It's fine to propose something to make maps immutable. Just don't call it 
Object.freeze.






On Thu, Apr 30, 2015 at 11:56 AM -0700, "C. Scott Ananian" 
<[email protected]<mailto:[email protected]>> wrote:

Can you make an alternative proposal that still preserves the essential 
property of Object.freeze on collections -- that is to say, preserves object 
identity while preventing future writes?

Here's another strawman:
> Add "[[Immutable]]" to the arguments of OrdinaryCreateFromConstructor in step 
> 2 of 23.1.1.1 (Map) and 23.2.1.1 (Set)
> Add "If the [[Immutable]] internal slot of M is true, throw a TypeError 
> exception" between steps 3 and 4 of 23.1.3.1 (Map.prototype.clear), 23.1.3.3 
> (Map.prototype.delete), 23.1.3.9 (Map.prototype.set), 23.2.3.1 
> (Set.prototype.add), 23.2.3.2 (Set.prototype.clear), and 23.2.3.4 
> (Set.prototype.delete).
> Add `Map.prototype.makeReadOnly()` and `Set.prototype.makeReadOnly()` methods 
> with the definition:
>  1. Let M be the this value.
>  2. If Type(M) is not Object, throw a TypeError exception
>  3. If M does not have a [[Immutable]] internal slot, throw a TypeError 
> exception
>  4. Set the [[Immutable]] internal slot of M to true.

This is somewhat awkward and ad-hoc, but it won't break ES6 code.

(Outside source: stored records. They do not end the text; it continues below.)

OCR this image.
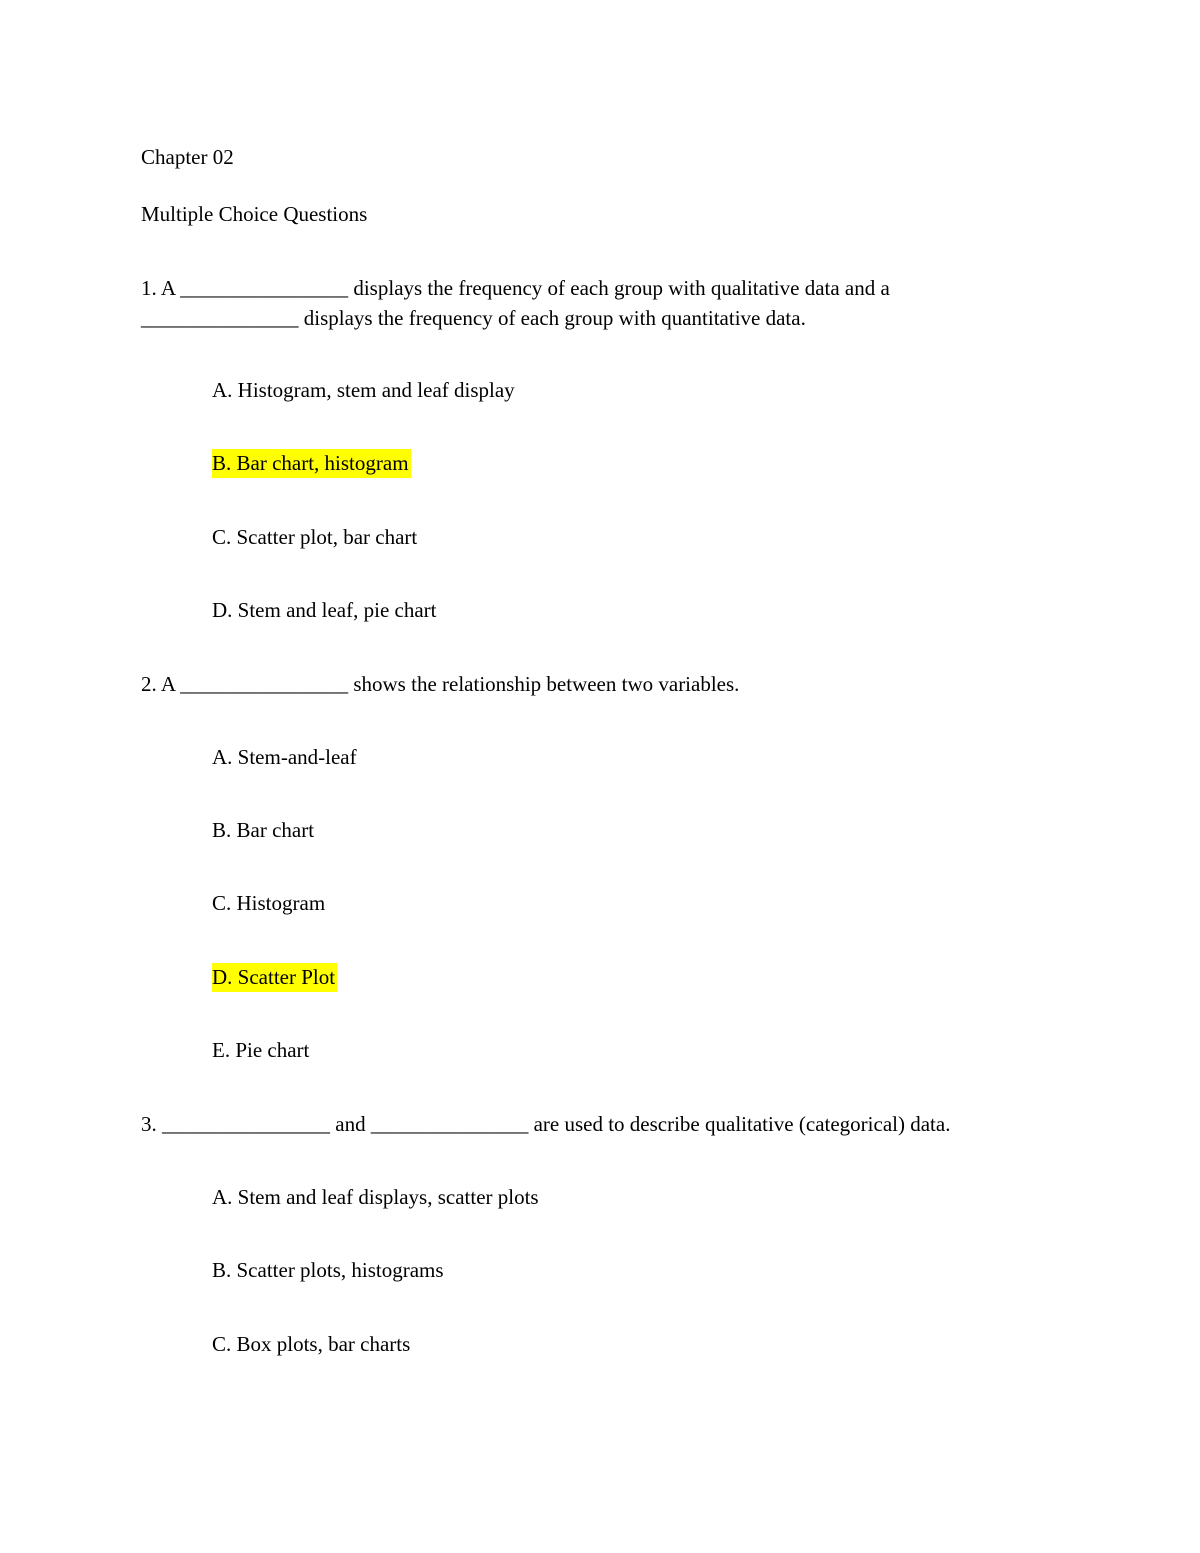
Chapter 02
Multiple Choice Questions
1. A ________________ displays the frequency of each group with qualitative data and a
_______________ displays the frequency of each group with quantitative data.
A. Histogram, stem and leaf display
B. Bar chart, histogram
C. Scatter plot, bar chart
D. Stem and leaf, pie chart
2. A ________________ shows the relationship between two variables.
A. Stem-and-leaf
B. Bar chart
C. Histogram
D. Scatter Plot
E. Pie chart
3. ________________ and _______________ are used to describe qualitative (categorical) data.
A. Stem and leaf displays, scatter plots
B. Scatter plots, histograms
C. Box plots, bar charts
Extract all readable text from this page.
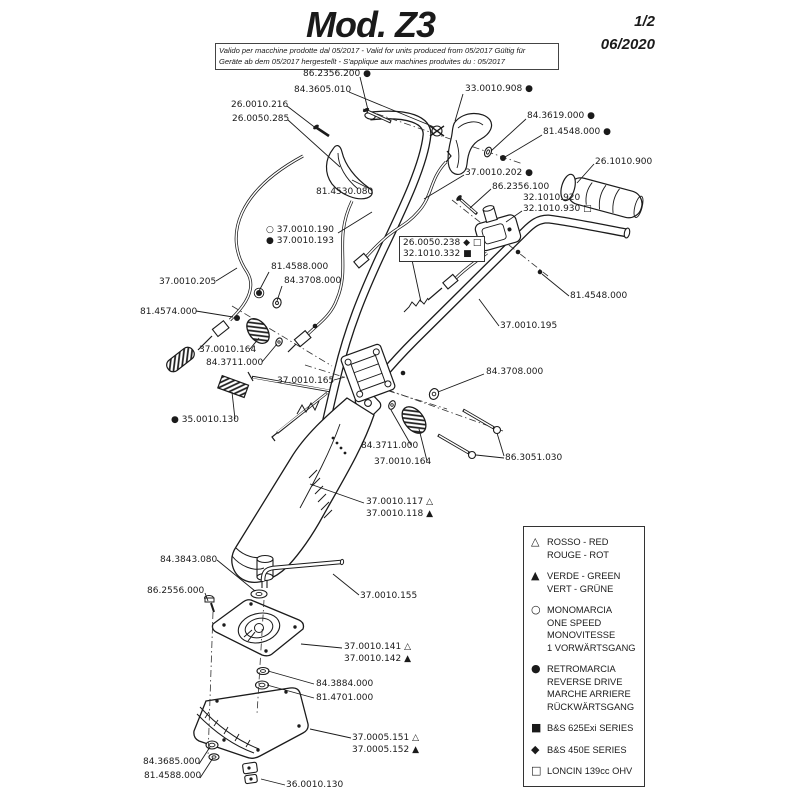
Mod. Z3	1/2
06/2020
Valido per macchine prodotte dal 05/2017 - Valid for units produced from 05/2017 Gültig für
Geräte ab dem 05/2017 hergestellt - S'applique aux machines produites du : 05/2017
86.2356.200 ●
84.3605.010
26.0010.216
26.0050.285
33.0010.908 ●
84.3619.000 ●
81.4548.000 ●
26.1010.900
37.0010.202 ●
86.2356.100
32.1010.920
32.1010.930 □
81.4530.080
○ 37.0010.190
● 37.0010.193
37.0010.205
81.4588.000
84.3708.000
81.4574.000
37.0010.164
84.3711.000
37.0010.165
84.3708.000
● 35.0010.130
84.3711.000
37.0010.164	86.3051.030
37.0010.117 △
37.0010.118 ▲
81.4548.000
37.0010.195
84.3843.080
86.2556.000	37.0010.155
37.0010.141 △
37.0010.142 ▲
84.3884.000
81.4701.000
37.0005.151 △
37.0005.152 ▲
84.3685.000
81.4588.000
36.0010.130
26.0050.238 ◆ □
32.1010.332 ■
△ ROSSO - RED
ROUGE - ROT
▲ VERDE - GREEN
VERT - GRÜNE
○ MONOMARCIA
ONE SPEED
MONOVITESSE
1 VORWÄRTSGANG
● RETROMARCIA
REVERSE DRIVE
MARCHE ARRIERE
RÜCKWÄRTSGANG
■ B&S 625Exi SERIES
◆ B&S 450E SERIES
□ LONCIN 139cc OHV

I am concerned about this issue in part because as written is seems to be 
impossible to prevent writes to Map.  If you subclass it, freeze it, override 
set/delete/etc it is still possible to mutate the map using `Map.set.call(m, 
'a', 'b');`.  And there is no way for use code to get at the [[MapData]] slot 
to protect it.
  --scott


On Thu, Apr 30, 2015 at 2:42 PM, C. Scott Ananian 
<[email protected]<mailto:[email protected]>> wrote:
On Thu, Apr 30, 2015 at 2:22 PM, Mark S. Miller 
<[email protected]<mailto:[email protected]>> wrote:
It would also not be compatible with ES6 code. SES will be freezing Map, Set, 
WeakMap, and WeakSet instances in order to tamper proof their API. I expect 
many others will as well. Having this freeze then cause a non-mutability in ES7 
will break all such ES6 code. This is a non-starter all around.

Couldn't SES use Object.seal/Object.preventExtensions/Object.defineProperty to 
perform tamper-proofing without flipping the "frozen" bit?